Driving at Night in LA

Many people have disliked the novel because the protagonist is unlikeable.

Specifically because she drinks while pregnant. There’s a moment where she asks her colleague Darryl, (who appears to have his own addiction issues) to buy her beer. He flatly refuses, but asks if she’s ok; she rejects his friendship and concern. She accelerates to a dark and self destructive climax, via creating a whole fantasy scenario in her head.

In an interview, the author pointed out that “becoming pregnant doesn’t transform you into a good person.” – I think this is the other reason so many people were uncomfortable with Pizza Girl. We mythologise motherhood, turn mothers into saints and queens for having procreated. (I guess it’s supposed to compensate for the lack of actual support we give parents). So a mother who bucks that narrative, who eats junk, drinks, lusts after another woman… it breaks that sanctified, traditional ideal in our heads.
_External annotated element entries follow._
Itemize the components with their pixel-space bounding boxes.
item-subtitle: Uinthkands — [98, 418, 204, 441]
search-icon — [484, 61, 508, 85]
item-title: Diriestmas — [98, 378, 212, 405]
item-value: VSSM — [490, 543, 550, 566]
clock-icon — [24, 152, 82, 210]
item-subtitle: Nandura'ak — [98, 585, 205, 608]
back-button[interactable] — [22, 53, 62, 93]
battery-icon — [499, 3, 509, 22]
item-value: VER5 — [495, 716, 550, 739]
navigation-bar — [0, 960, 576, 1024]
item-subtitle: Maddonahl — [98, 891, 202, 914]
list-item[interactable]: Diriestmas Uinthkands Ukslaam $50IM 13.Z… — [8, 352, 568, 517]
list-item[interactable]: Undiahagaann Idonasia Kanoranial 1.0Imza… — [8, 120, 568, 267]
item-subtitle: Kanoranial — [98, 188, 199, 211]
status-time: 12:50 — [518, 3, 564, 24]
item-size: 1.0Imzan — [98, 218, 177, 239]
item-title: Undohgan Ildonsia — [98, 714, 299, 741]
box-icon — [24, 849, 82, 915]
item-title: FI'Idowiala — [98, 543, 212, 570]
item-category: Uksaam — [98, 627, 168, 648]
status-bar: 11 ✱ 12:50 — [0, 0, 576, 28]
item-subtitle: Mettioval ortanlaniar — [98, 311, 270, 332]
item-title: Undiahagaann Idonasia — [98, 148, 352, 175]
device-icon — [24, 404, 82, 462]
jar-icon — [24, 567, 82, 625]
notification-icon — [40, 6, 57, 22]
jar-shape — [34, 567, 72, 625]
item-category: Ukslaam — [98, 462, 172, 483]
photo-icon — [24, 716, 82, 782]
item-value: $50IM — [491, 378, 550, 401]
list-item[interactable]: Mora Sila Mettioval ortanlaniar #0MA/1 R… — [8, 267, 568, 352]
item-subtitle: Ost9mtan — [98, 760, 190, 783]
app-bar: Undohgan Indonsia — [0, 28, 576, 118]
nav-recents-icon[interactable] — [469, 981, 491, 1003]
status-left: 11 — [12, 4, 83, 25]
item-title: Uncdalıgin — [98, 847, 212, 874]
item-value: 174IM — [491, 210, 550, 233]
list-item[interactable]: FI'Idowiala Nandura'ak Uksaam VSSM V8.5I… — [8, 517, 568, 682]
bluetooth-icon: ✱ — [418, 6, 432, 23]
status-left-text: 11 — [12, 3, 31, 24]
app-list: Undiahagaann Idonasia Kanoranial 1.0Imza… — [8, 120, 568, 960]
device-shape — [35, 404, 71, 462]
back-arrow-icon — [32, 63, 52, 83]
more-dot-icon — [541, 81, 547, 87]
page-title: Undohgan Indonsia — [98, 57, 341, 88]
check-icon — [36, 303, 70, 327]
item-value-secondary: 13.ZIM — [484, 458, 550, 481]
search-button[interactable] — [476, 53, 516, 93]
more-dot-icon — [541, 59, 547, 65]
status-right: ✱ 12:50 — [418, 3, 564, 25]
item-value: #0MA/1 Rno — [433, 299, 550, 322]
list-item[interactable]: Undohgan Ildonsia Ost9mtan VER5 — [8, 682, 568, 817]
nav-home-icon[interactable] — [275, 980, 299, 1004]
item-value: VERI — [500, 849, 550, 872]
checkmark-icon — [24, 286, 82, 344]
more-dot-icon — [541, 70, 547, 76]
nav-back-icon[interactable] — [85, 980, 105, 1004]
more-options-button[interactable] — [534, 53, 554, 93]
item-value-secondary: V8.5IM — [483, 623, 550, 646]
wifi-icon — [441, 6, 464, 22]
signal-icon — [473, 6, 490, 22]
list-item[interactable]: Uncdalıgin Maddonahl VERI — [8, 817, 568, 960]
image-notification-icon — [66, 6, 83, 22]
By the end of the novel, while she’s cutting back, she is still drinking while pregnant. I think part of the reason it’s uncomfortable (apart from the obvious) is that in both addiction and literature, we typically expect a redemption arc, and the author withholds that.

I like it. I like that it doesn’t gloss over Jane’s flaws, and doesn’t follow the typical narrative. I liked that the unlikeable protagonist was a woman, pregnant woman, which is still subversive in narrative. I like that you see the wreckage Jane causes in her life. I wondered what she could have achieved if she got the help she needed.

Overall, this is an excellent, if uncomfortable read. I look forward to whatever Jean Kyoung Frazier writes next.